A disputa jurídica envolvendo a Sibanye-Stillwater e a Appian Capital vem chamando a atenção do mercado financeiro devido ao montante significativo envolvido e às circunstâncias que levaram ao término do acordo. A decisão desfavorável para a Sibanye-Stillwater pode impactar suas finanças e reputação no setor, uma vez que a empresa agora é considerada responsável por danos decorrentes do rompimento do contrato com a Appian Capital.

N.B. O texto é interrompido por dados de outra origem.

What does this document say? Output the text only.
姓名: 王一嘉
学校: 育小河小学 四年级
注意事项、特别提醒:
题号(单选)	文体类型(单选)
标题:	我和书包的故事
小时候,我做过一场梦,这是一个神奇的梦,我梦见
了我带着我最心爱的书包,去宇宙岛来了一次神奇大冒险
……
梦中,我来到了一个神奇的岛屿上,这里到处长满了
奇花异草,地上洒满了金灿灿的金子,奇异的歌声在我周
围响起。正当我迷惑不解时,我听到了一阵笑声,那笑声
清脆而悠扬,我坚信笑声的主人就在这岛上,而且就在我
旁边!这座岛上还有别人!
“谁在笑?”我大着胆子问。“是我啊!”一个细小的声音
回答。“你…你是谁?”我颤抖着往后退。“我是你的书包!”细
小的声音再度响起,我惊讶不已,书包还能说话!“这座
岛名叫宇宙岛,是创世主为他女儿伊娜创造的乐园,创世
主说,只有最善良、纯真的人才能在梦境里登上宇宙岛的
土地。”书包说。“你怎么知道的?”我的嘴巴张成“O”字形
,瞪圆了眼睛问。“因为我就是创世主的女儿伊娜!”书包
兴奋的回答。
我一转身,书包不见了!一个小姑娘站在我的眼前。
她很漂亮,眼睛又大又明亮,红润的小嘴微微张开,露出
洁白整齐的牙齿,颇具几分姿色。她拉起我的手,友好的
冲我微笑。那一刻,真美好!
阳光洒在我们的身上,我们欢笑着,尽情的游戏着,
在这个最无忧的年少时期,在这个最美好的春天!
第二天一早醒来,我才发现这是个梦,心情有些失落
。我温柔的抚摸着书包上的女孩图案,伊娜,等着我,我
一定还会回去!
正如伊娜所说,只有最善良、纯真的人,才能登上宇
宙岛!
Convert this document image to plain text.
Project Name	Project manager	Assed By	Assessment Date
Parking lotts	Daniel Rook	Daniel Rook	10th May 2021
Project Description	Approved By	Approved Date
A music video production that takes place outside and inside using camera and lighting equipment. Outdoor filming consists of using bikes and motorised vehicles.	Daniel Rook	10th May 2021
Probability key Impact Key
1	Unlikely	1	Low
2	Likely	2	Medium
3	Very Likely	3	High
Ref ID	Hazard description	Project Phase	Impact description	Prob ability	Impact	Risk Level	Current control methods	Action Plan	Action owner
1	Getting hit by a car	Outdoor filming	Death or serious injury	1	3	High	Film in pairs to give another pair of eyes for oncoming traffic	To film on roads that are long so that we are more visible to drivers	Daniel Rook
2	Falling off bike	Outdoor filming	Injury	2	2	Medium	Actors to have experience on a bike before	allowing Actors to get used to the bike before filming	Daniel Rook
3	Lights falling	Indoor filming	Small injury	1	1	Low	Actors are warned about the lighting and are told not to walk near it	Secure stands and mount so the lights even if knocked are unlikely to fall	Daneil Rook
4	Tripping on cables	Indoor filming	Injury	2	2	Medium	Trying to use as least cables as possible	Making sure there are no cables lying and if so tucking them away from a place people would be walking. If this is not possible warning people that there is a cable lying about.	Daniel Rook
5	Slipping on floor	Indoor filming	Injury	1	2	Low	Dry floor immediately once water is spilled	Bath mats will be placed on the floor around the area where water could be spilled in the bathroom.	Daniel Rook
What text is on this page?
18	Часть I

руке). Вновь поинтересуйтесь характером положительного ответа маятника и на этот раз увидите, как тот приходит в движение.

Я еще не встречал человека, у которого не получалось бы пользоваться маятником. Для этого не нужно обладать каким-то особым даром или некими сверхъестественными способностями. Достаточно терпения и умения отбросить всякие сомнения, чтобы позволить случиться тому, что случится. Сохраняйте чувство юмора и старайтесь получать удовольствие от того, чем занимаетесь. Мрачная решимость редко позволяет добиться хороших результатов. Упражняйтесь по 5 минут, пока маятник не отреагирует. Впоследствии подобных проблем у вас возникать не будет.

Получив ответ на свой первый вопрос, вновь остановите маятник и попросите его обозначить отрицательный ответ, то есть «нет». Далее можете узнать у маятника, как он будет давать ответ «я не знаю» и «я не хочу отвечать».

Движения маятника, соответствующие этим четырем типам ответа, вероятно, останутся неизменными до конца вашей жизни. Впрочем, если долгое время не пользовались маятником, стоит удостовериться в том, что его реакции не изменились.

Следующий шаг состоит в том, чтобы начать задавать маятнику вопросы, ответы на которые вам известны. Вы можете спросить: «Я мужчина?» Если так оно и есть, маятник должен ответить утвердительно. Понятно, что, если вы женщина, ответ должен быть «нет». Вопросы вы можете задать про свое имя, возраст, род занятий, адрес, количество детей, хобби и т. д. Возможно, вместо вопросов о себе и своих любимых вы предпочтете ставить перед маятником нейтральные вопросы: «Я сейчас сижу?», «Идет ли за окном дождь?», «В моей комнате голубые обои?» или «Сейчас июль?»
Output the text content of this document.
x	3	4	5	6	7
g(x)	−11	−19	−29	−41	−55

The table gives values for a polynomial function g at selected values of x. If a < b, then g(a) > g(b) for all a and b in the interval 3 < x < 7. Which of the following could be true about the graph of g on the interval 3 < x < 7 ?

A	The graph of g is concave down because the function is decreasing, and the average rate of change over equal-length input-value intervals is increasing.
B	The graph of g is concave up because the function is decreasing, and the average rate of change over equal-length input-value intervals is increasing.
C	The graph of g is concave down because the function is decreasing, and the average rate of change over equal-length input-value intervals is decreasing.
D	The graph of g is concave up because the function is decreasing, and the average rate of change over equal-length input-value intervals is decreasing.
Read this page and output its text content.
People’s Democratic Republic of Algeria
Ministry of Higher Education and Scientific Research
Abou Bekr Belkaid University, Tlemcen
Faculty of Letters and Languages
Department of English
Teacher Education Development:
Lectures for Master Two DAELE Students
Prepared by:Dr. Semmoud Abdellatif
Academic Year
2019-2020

A Sibanye-Stillwater alegou que o evento geotécnico na mina da Atlantic Nickel representava um efeito adverso material, justificando assim a rescisão do acordo com a Appian Capital. No entanto, a decisão do Tribunal Superior de Londres aponta que a empresa é, de fato, responsável por indenizar a Appian Capital pelos danos resultantes do término do negócio de níquel no Brasil, no valor de $1,2 bilhão, o que representa um revés significativo para a Sibanye-Stillwater.
Com essa decisão judicial desfavorável, a Sibanye-Stillwater enfrenta agora o desafio de arcar com os danos estipulados pelo tribunal, o que pode impactar suas operações e estratégias futuras no mercado de mineração de níquel no Brasil. Além disso, a empresa listada na JSE e na NYSE terá que lidar com as consequências financeiras e de imagem decorrentes desse processo legal, o que pode influenciar sua posição perante investidores e stakeholders no cenário internacional.